Enable config watching so Untether picks up changes without a restart:

=== “untether config”

```sh
untether config set watch_config true
```

=== “toml”

```toml title="~/.untether/untether.toml"
watch_config = true
```

When enabled, Untether watches the config file for changes and reloads most settings automatically.

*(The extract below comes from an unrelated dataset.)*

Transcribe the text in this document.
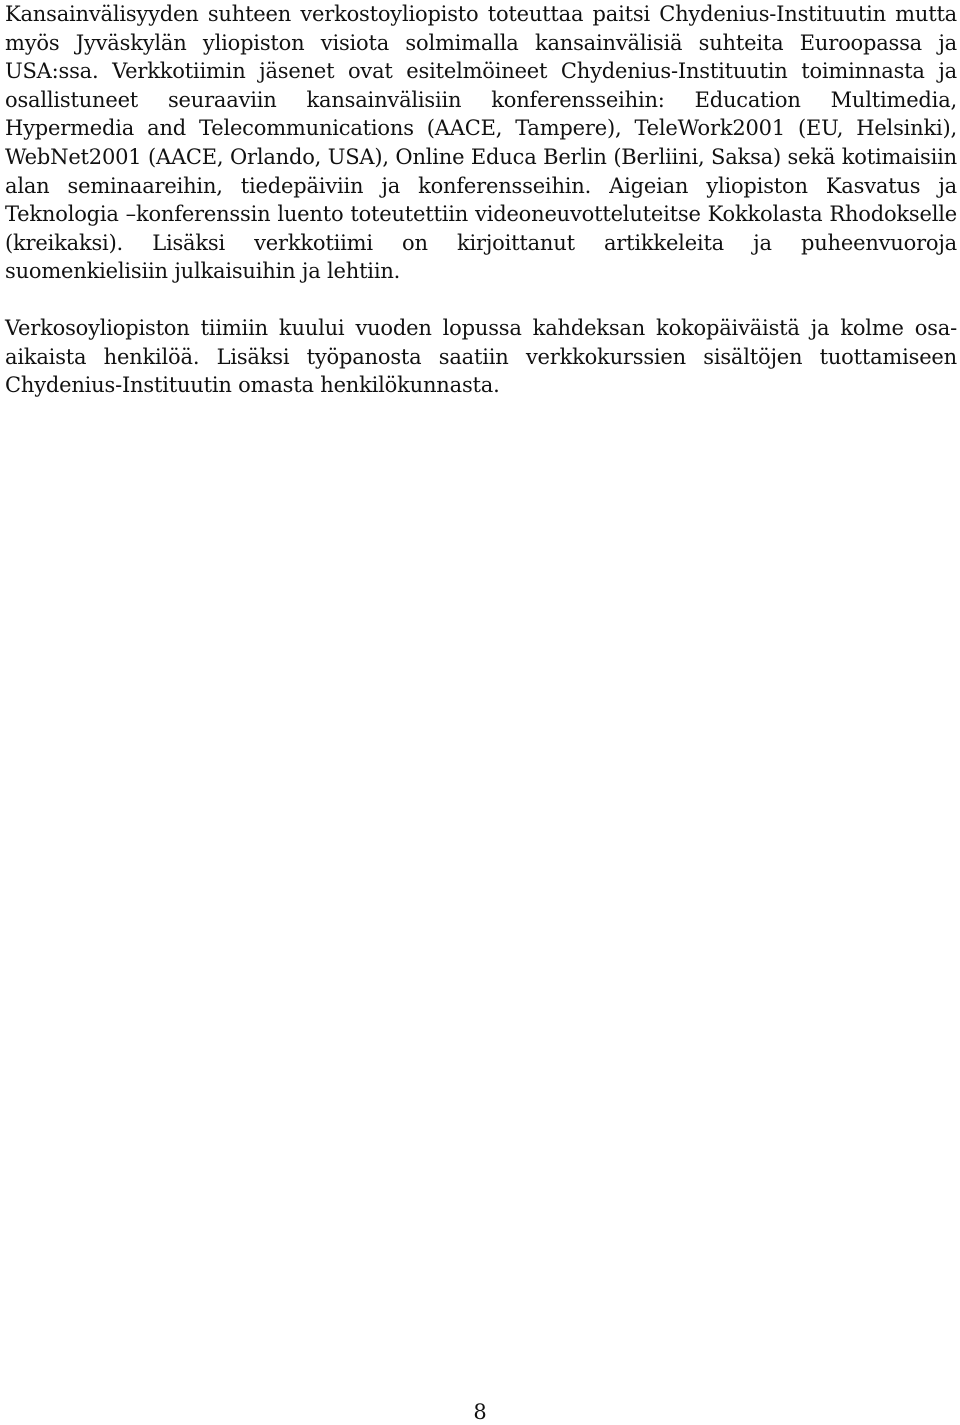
Kansainvälisyyden suhteen verkostoyliopisto toteuttaa paitsi Chydenius-Instituutin mutta myös Jyväskylän yliopiston visiota solmimalla kansainvälisiä suhteita Euroopassa ja USA:ssa. Verkkotiimin jäsenet ovat esitelmöineet Chydenius-Instituutin toiminnasta ja osallistuneet seuraaviin kansainvälisiin konferensseihin: Education Multimedia, Hypermedia and Telecommunications (AACE, Tampere), TeleWork2001 (EU, Helsinki), WebNet2001 (AACE, Orlando, USA), Online Educa Berlin (Berliini, Saksa) sekä kotimaisiin alan seminaareihin, tiedepäiviin ja konferensseihin. Aigeian yliopiston Kasvatus ja Teknologia –konferenssin luento toteutettiin videoneuvotteluteitse Kokkolasta Rhodokselle (kreikaksi). Lisäksi verkkotiimi on kirjoittanut artikkeleita ja puheenvuoroja suomenkielisiin julkaisuihin ja lehtiin.

Verkosoyliopiston tiimiin kuului vuoden lopussa kahdeksan kokopäiväistä ja kolme osa-aikaista henkilöä. Lisäksi työpanosta saatiin verkkokurssien sisältöjen tuottamiseen Chydenius-Instituutin omasta henkilökunnasta.

8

Hot-reloadable (applied immediately):

  • Trigger system: triggers.enabled, crons, webhooks, auth, rate limits, timezones
  • Telegram bridge: voice_transcription, [files], allowed_user_ids, show_resume_line, timing
  • Engine defaults, budget, cost/usage display flags

Restart-only (require /restart or systemctl restart):

  • bot_token, chat_id (Telegram connectivity)
  • session_mode, topics.enabled (structural)
  • message_overflow (message splitting strategy)

Process management

=== “Telegram (all platforms)”

Send `/restart` in Telegram for a graceful restart with drain visibility.
Use `/ping` to check the bot is running.

=== “Terminal (all platforms)”

Stop with Ctrl+C (if running), then:

```sh
untether
```

View output directly in the terminal. Use `--debug` for verbose logging to `debug.log`.

=== “Linux (systemd)”

```bash
systemctl --user restart untether
journalctl --user -u untether -f       # live logs
systemctl --user status untether       # check status
journalctl --user -u untether -n 100   # recent logs
```

Restart vs /restart systemctl --user restart untether sends SIGTERM, which triggers a graceful drain. However, /restart in Telegram gives you a confirmation message and visibility into the drain process. Prefer /restart when you have Telegram access — it works on all platforms.